大小姐性子虽不骄纵,却带着沈家独有的清冷疏离,何曾对旁人露过这般情态?
更别提这般逾越寻常社交礼仪的亲密举动。
这绝不是普通朋友或同窗的情谊。
吴桐心头微沉,一丝模糊却不安的猜测悄然浮现。
他久经世故,知晓有些事不该多看,更不该多问,可此事关乎大小姐名节,终究非同小可。
他不动声色收回目光,对着后座刚放好东西,正整理衣裳的两名仆役沉声吩咐:“东西都齐了?坐稳,这就回府。”
声音平稳,听不出半分异样。
车子缓缓驶离街角,透过后视镜,吴桐最后瞥了眼街头牵手漫步的两人,眉头几不可察地蹙了下。
他心里已有计较:
此事关乎大小姐名誉与沈家门风,无论如何,得寻个恰当时机禀报老爷。至于老爷会如何决断,便不是他一个司机能揣测的了。
车窗外街景飞速后退,吴桐稳稳操控着汽车朝沈公馆驶去。
叶梓桐与沈欢颜为寻新住处奔走辗转、一筹莫展时,叶清澜那边终于传来了决定性的消息。
傍晚时分,叶清澜再度悄然来访,依旧是一身便于隐匿的朴素装束。
进门后,她先仔细检查门窗,确认万无一失,才压低声音对迎上来的两人说:“报社那边已安排妥当,明日便可见报。”

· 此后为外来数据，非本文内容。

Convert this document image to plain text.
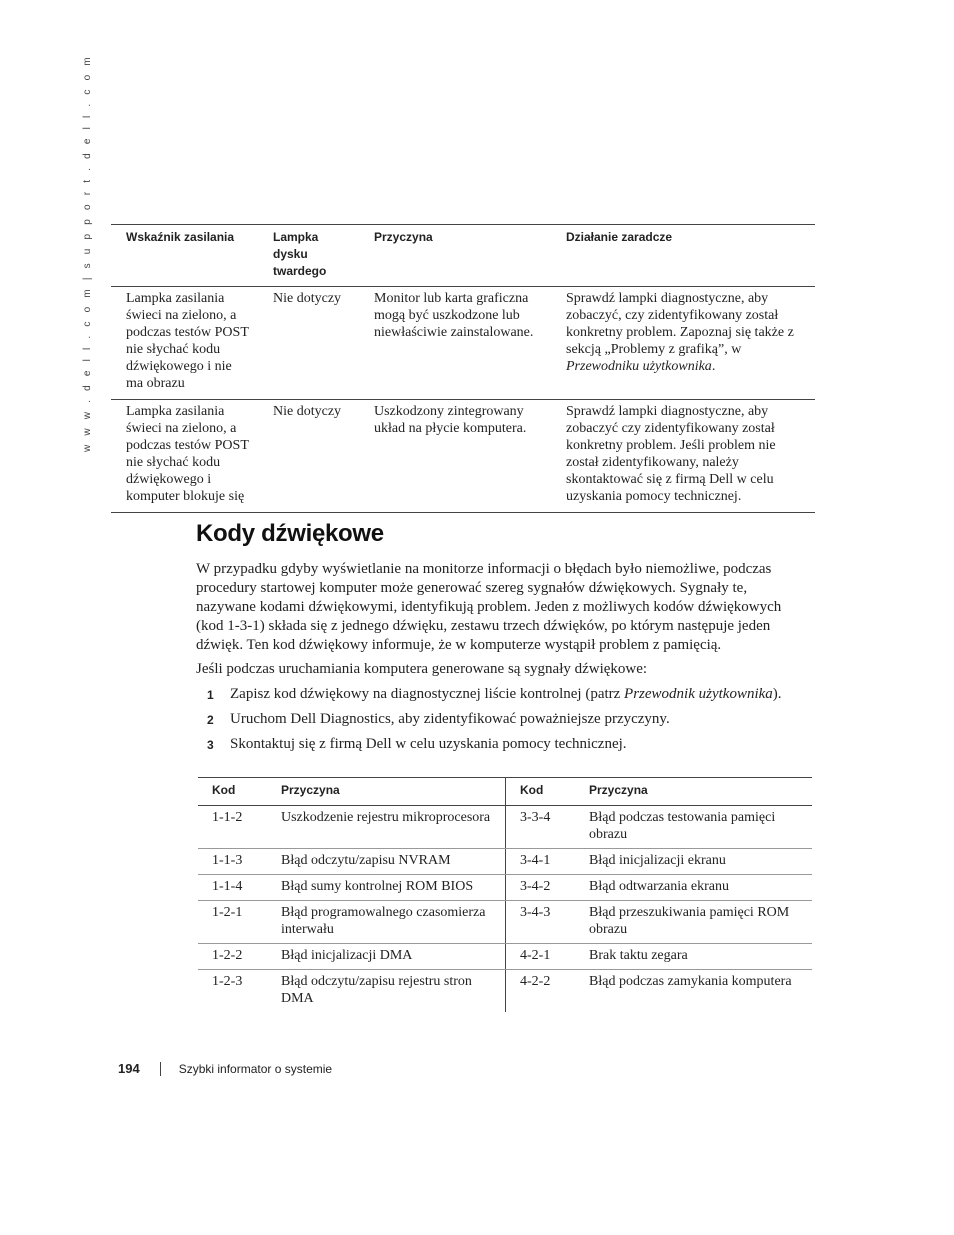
w w w . d e l l . c o m | s u p p o r t . d e l l . c o m	Wskaźnik zasilania	Lampka dysku twardego	Przyczyna	Działanie zaradcze
Lampka zasilania świeci na zielono, a podczas testów POST nie słychać kodu dźwiękowego i nie ma obrazu	Nie dotyczy	Monitor lub karta graficzna mogą być uszkodzone lub niewłaściwie zainstalowane.	Sprawdź lampki diagnostyczne, aby zobaczyć, czy zidentyfikowany został konkretny problem. Zapoznaj się także z sekcją „Problemy z grafiką”, w Przewodniku użytkownika.
Lampka zasilania świeci na zielono, a podczas testów POST nie słychać kodu dźwiękowego i komputer blokuje się	Nie dotyczy	Uszkodzony zintegrowany układ na płycie komputera.	Sprawdź lampki diagnostyczne, aby zobaczyć czy zidentyfikowany został konkretny problem. Jeśli problem nie został zidentyfikowany, należy skontaktować się z firmą Dell w celu uzyskania pomocy technicznej.
Kody dźwiękowe

W przypadku gdyby wyświetlanie na monitorze informacji o błędach było niemożliwe, podczas procedury startowej komputer może generować szereg sygnałów dźwiękowych. Sygnały te, nazywane kodami dźwiękowymi, identyfikują problem. Jeden z możliwych kodów dźwiękowych (kod 1-3-1) składa się z jednego dźwięku, zestawu trzech dźwięków, po którym następuje jeden dźwięk. Ten kod dźwiękowy informuje, że w komputerze wystąpił problem z pamięcią.

Jeśli podczas uruchamiania komputera generowane są sygnały dźwiękowe:

1 Zapisz kod dźwiękowy na diagnostycznej liście kontrolnej (patrz Przewodnik użytkownika).
2 Uruchom Dell Diagnostics, aby zidentyfikować poważniejsze przyczyny.
3 Skontaktuj się z firmą Dell w celu uzyskania pomocy technicznej.
Kod	Przyczyna	Kod	Przyczyna
1-1-2	Uszkodzenie rejestru mikroprocesora	3-3-4	Błąd podczas testowania pamięci obrazu
1-1-3	Błąd odczytu/zapisu NVRAM	3-4-1	Błąd inicjalizacji ekranu
1-1-4	Błąd sumy kontrolnej ROM BIOS	3-4-2	Błąd odtwarzania ekranu
1-2-1	Błąd programowalnego czasomierza interwału	3-4-3	Błąd przeszukiwania pamięci ROM obrazu
1-2-2	Błąd inicjalizacji DMA	4-2-1	Brak taktu zegara
1-2-3	Błąd odczytu/zapisu rejestru stron DMA	4-2-2	Błąd podczas zamykania komputera
194	Szybki informator o systemie
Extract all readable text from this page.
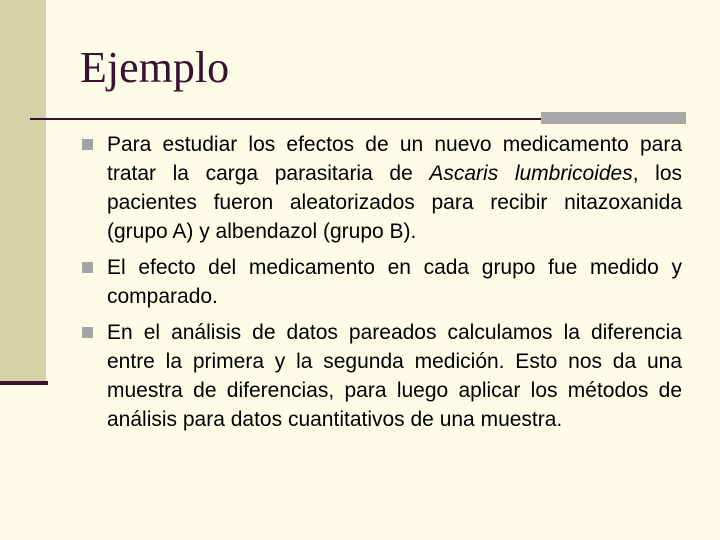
Ejemplo
Para estudiar los efectos de un nuevo medicamento para tratar la carga parasitaria de Ascaris lumbricoides, los pacientes fueron aleatorizados para recibir nitazoxanida (grupo A) y albendazol (grupo B).
El efecto del medicamento en cada grupo fue medido y comparado.
En el análisis de datos pareados calculamos la diferencia entre la primera y la segunda medición. Esto nos da una muestra de diferencias, para luego aplicar los métodos de análisis para datos cuantitativos de una muestra.
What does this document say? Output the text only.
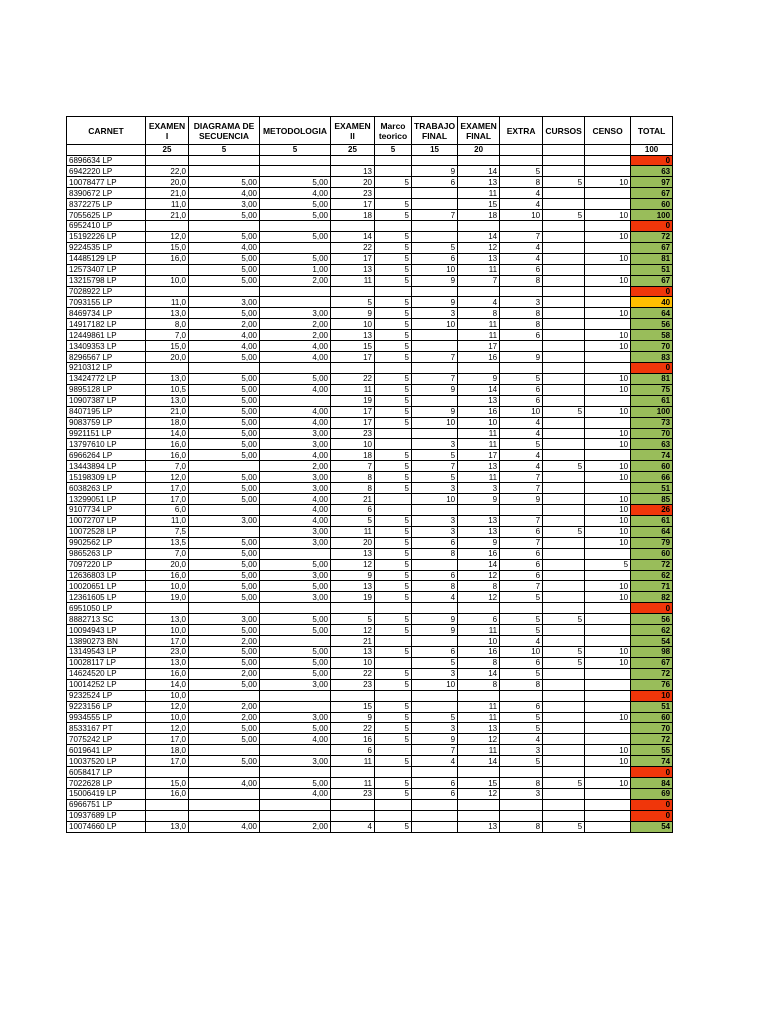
CARNET	EXAMEN I	DIAGRAMA DE SECUENCIA	METODOLOGIA	EXAMEN II	Marco teorico	TRABAJO FINAL	EXAMEN FINAL	EXTRA	CURSOS	CENSO	TOTAL
	25	5	5	25	5	15	20				100
6896634 LP											0
6942220 LP	22,0			13		9	14	5			63
10078477 LP	20,0	5,00	5,00	20	5	6	13	8	5	10	97
8390672 LP	21,0	4,00	4,00	23			11	4			67
8372275 LP	11,0	3,00	5,00	17	5		15	4			60
7055625 LP	21,0	5,00	5,00	18	5	7	18	10	5	10	100
6952410 LP											0
15192226 LP	12,0	5,00	5,00	14	5		14	7		10	72
9224535 LP	15,0	4,00		22	5	5	12	4			67
14485129 LP	16,0	5,00	5,00	17	5	6	13	4		10	81
12573407 LP		5,00	1,00	13	5	10	11	6			51
13215798 LP	10,0	5,00	2,00	11	5	9	7	8		10	67
7028922 LP											0
7093155 LP	11,0	3,00		5	5	9	4	3			40
8469734 LP	13,0	5,00	3,00	9	5	3	8	8		10	64
14917182 LP	8,0	2,00	2,00	10	5	10	11	8			56
12449861 LP	7,0	4,00	2,00	13	5		11	6		10	58
13409353 LP	15,0	4,00	4,00	15	5		17			10	70
8296567 LP	20,0	5,00	4,00	17	5	7	16	9			83
9210312 LP											0
13424772 LP	13,0	5,00	5,00	22	5	7	9	5		10	81
9895128 LP	10,5	5,00	4,00	11	5	9	14	6		10	75
10907387 LP	13,0	5,00		19	5		13	6			61
8407195 LP	21,0	5,00	4,00	17	5	9	16	10	5	10	100
9083759 LP	18,0	5,00	4,00	17	5	10	10	4			73
9921151 LP	14,0	5,00	3,00	23			11	4		10	70
13797610 LP	16,0	5,00	3,00	10		3	11	5		10	63
6966264 LP	16,0	5,00	4,00	18	5	5	17	4			74
13443894 LP	7,0		2,00	7	5	7	13	4	5	10	60
15198309 LP	12,0	5,00	3,00	8	5	5	11	7		10	66
6038263 LP	17,0	5,00	3,00	8	5	3	3	7			51
13299051 LP	17,0	5,00	4,00	21		10	9	9		10	85
9107734 LP	6,0		4,00	6						10	26
10072707 LP	11,0	3,00	4,00	5	5	3	13	7		10	61
10072528 LP	7,5		3,00	11	5	3	13	6	5	10	64
9902562 LP	13,5	5,00	3,00	20	5	6	9	7		10	79
9865263 LP	7,0	5,00		13	5	8	16	6			60
7097220 LP	20,0	5,00	5,00	12	5		14	6		5	72
12636803 LP	16,0	5,00	3,00	9	5	6	12	6			62
10020651 LP	10,0	5,00	5,00	13	5	8	8	7		10	71
12361605 LP	19,0	5,00	3,00	19	5	4	12	5		10	82
6951050 LP											0
8882713 SC	13,0	3,00	5,00	5	5	9	6	5	5		56
10094943 LP	10,0	5,00	5,00	12	5	9	11	5			62
13890273 BN	17,0	2,00		21			10	4			54
13149543 LP	23,0	5,00	5,00	13	5	6	16	10	5	10	98
10028117 LP	13,0	5,00	5,00	10		5	8	6	5	10	67
14624520 LP	16,0	2,00	5,00	22	5	3	14	5			72
10014252 LP	14,0	5,00	3,00	23	5	10	8	8			76
9232524 LP	10,0										10
9223156 LP	12,0	2,00		15	5		11	6			51
9934555 LP	10,0	2,00	3,00	9	5	5	11	5		10	60
8533167 PT	12,0	5,00	5,00	22	5	3	13	5			70
7075242 LP	17,0	5,00	4,00	16	5	9	12	4			72
6019641 LP	18,0			6		7	11	3		10	55
10037520 LP	17,0	5,00	3,00	11	5	4	14	5		10	74
6058417 LP											0
7022628 LP	15,0	4,00	5,00	11	5	6	15	8	5	10	84
15006419 LP	16,0		4,00	23	5	6	12	3			69
6966751 LP											0
10937689 LP											0
10074660 LP	13,0	4,00	2,00	4	5		13	8	5		54
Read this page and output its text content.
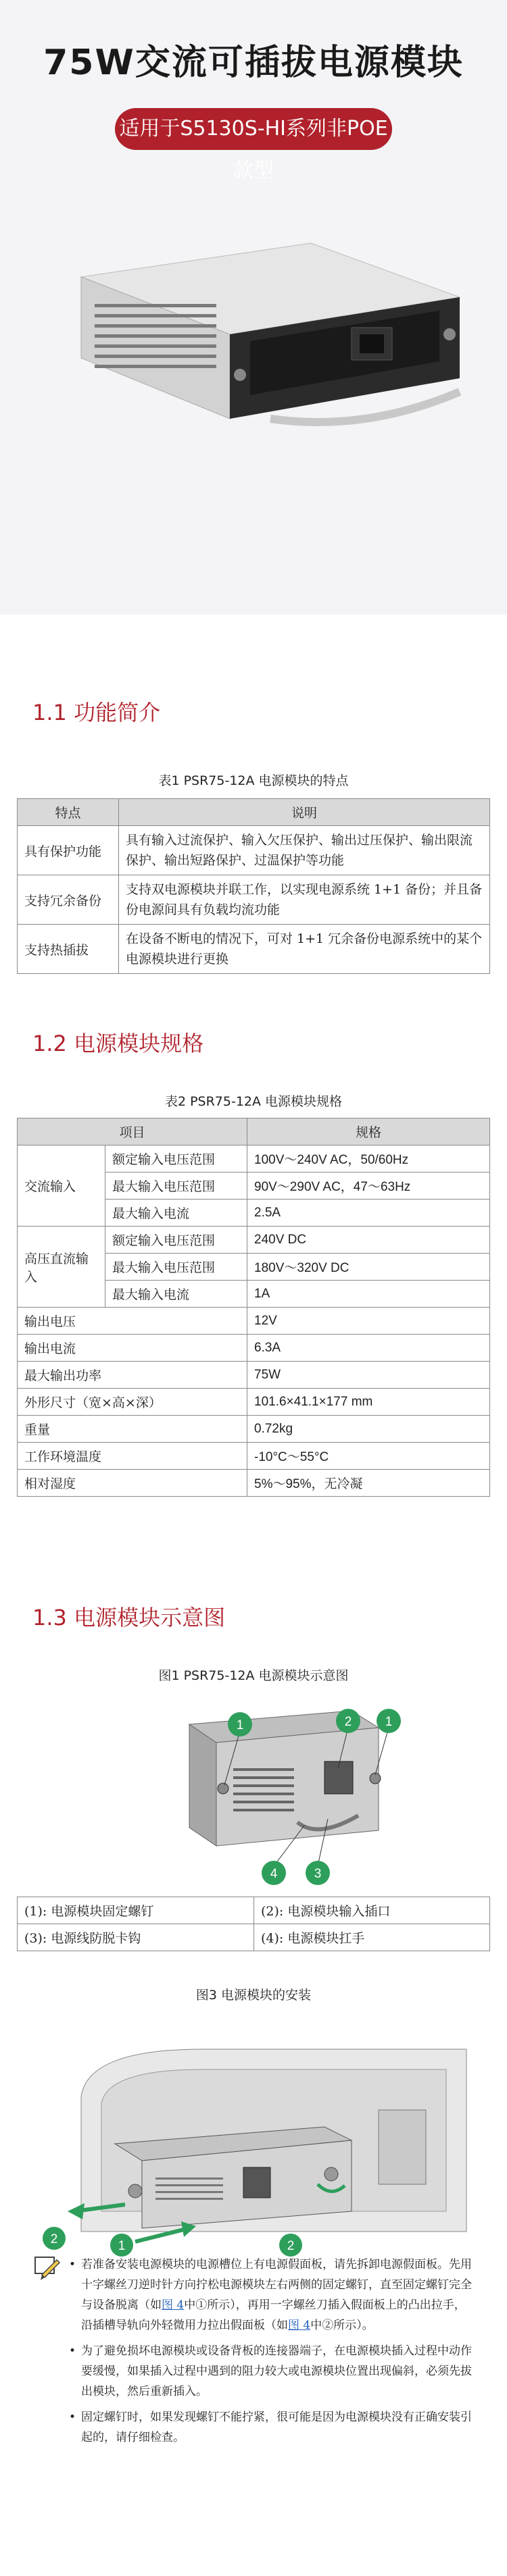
75W交流可插拔电源模块
适用于S5130S-HI系列非POE款型
1.1 功能简介
表1 PSR75-12A 电源模块的特点
特点	说明
具有保护功能	具有输入过流保护、输入欠压保护、输出过压保护、输出限流保护、输出短路保护、过温保护等功能
支持冗余备份	支持双电源模块并联工作，以实现电源系统 1+1 备份；并且备份电源间具有负载均流功能
支持热插拔	在设备不断电的情况下，可对 1+1 冗余备份电源系统中的某个电源模块进行更换
1.2 电源模块规格
表2 PSR75-12A 电源模块规格
项目		规格
交流输入	额定输入电压范围	100V～240V AC，50/60Hz
	最大输入电压范围	90V～290V AC，47～63Hz
	最大输入电流	2.5A
高压直流输入	额定输入电压范围	240V DC
	最大输入电压范围	180V～320V DC
	最大输入电流	1A
输出电压		12V
输出电流		6.3A
最大输出功率		75W
外形尺寸（宽×高×深）		101.6×41.1×177 mm
重量		0.72kg
工作环境温度		-10°C～55°C
相对湿度		5%～95%，无冷凝
1.3 电源模块示意图
图1 PSR75-12A 电源模块示意图
1	2	1
4	3
(1): 电源模块固定螺钉	(2): 电源模块输入插口
(3): 电源线防脱卡钩	(4): 电源模块扛手
图3 电源模块的安装
1
2	2
• 若准备安装电源模块的电源槽位上有电源假面板，请先拆卸电源假面板。先用十字螺丝刀逆时针方向拧松电源模块左右两侧的固定螺钉，直至固定螺钉完全与设备脱离（如图 4中①所示），再用一字螺丝刀插入假面板上的凸出拉手，沿插槽导轨向外轻微用力拉出假面板（如图 4中②所示）。
• 为了避免损坏电源模块或设备背板的连接器端子，在电源模块插入过程中动作要缓慢，如果插入过程中遇到的阻力较大或电源模块位置出现偏斜，必须先拔出模块，然后重新插入。
• 固定螺钉时，如果发现螺钉不能拧紧，很可能是因为电源模块没有正确安装引起的，请仔细检查。
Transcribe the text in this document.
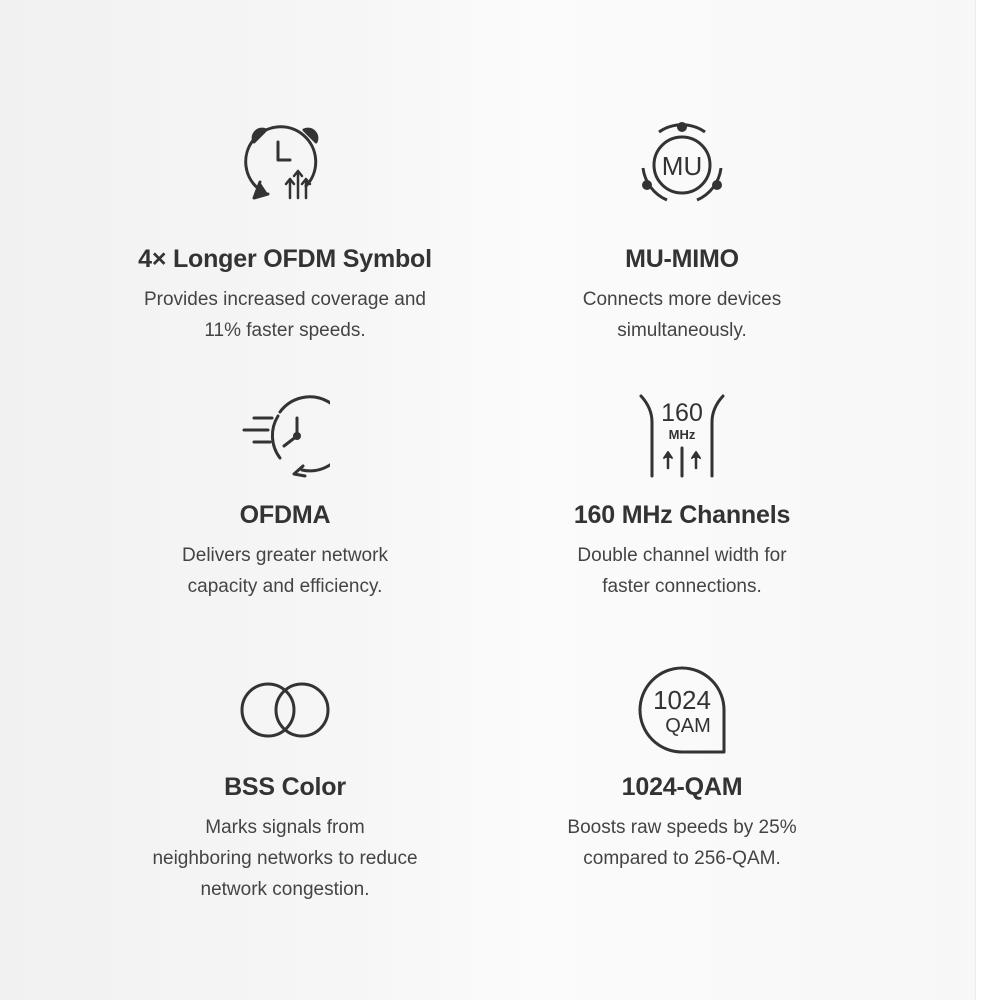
4× Longer OFDM Symbol

Provides increased coverage and
11% faster speeds.

MU
MU-MIMO

Connects more devices
simultaneously.

OFDMA

Delivers greater network
capacity and efficiency.

160
MHz
160 MHz Channels

Double channel width for
faster connections.

BSS Color

Marks signals from
neighboring networks to reduce
network congestion.

1024
QAM
1024-QAM

Boosts raw speeds by 25%
compared to 256-QAM.
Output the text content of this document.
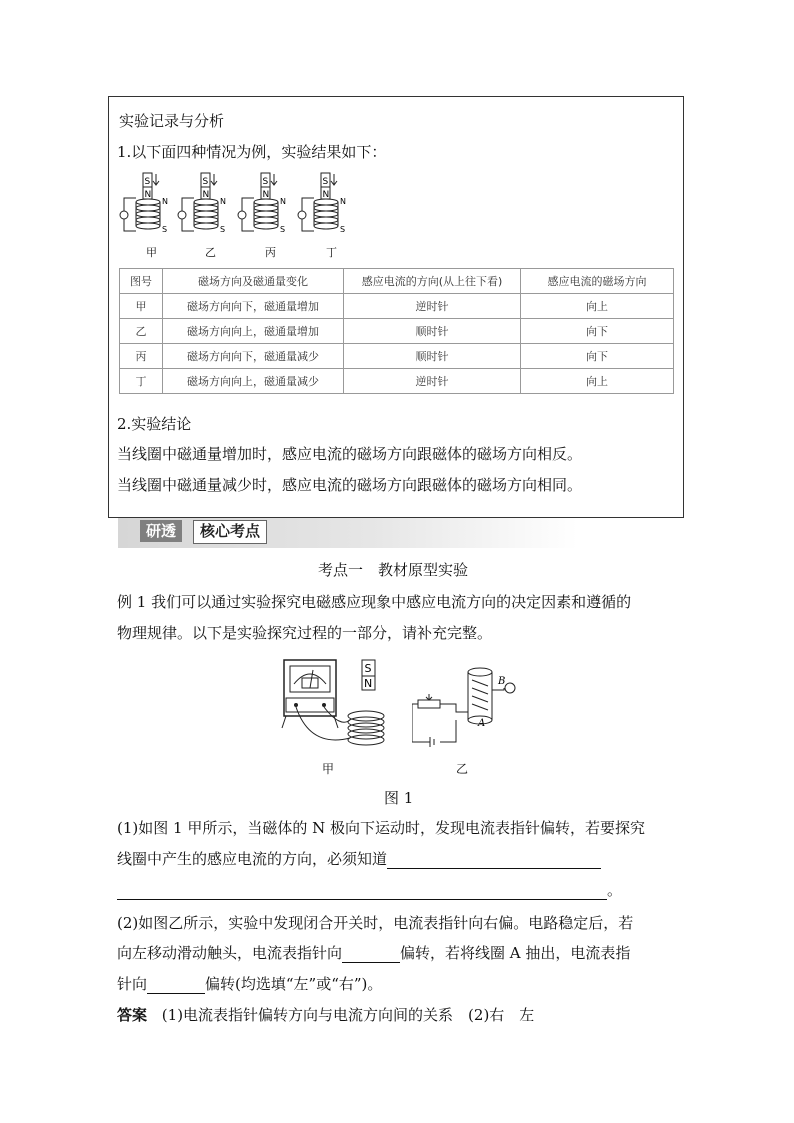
实验记录与分析
1.以下面四种情况为例，实验结果如下：
S
N
N
S
甲	乙	丙	丁
图号	磁场方向及磁通量变化	感应电流的方向(从上往下看)	感应电流的磁场方向
甲	磁场方向向下，磁通量增加	逆时针	向上
乙	磁场方向向上，磁通量增加	顺时针	向下
丙	磁场方向向下，磁通量减少	顺时针	向下
丁	磁场方向向上，磁通量减少	逆时针	向上
2.实验结论
当线圈中磁通量增加时，感应电流的磁场方向跟磁体的磁场方向相反。
当线圈中磁通量减少时，感应电流的磁场方向跟磁体的磁场方向相同。
研透	核心考点
考点一　教材原型实验
例 1 我们可以通过实验探究电磁感应现象中感应电流方向的决定因素和遵循的
物理规律。以下是实验探究过程的一部分，请补充完整。
S
N
甲
B
A
乙
图 1
(1)如图 1 甲所示，当磁体的 N 极向下运动时，发现电流表指针偏转，若要探究
线圈中产生的感应电流的方向，必须知道
。
(2)如图乙所示，实验中发现闭合开关时，电流表指针向右偏。电路稳定后，若
向左移动滑动触头，电流表指针向	偏转，若将线圈 A 抽出，电流表指
针向	偏转(均选填“左”或“右”)。
答案 (1)电流表指针偏转方向与电流方向间的关系　(2)右　左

她走到桌边,在桌面上简略画了示意图:“联络与接头地点,定在河北区‘大华纺织厂’旧址后方的废弃水塔天台。那里地势高、视野开阔,周遭尽是荒废厂区与杂乱巷陌,白日人迹罕至,夜里更显僻静,既便于我们设伏观察,也易掌控局面,他一旦现身,难有逃脱之机。”
叶梓桐望着桌上简陋的图样,眉头微蹙:“姐,地点够隐蔽,但陈怀远那老狐狸狡猾多疑,用报纸广告这种老法子,再加一个陌生地点,他真会轻易上当,亲自前来?会不会只派眼线探路?”
叶清澜似早有预料,眼中闪过一抹锐利,笃定道:“寻常诱饵,自然难让他这般老手贸然涉险。但这次,我用的是他绝难抗拒的东西,一份伪装成海东青组织华北区部分备用紧急联络站清单及验证密语的微缩胶卷样本。”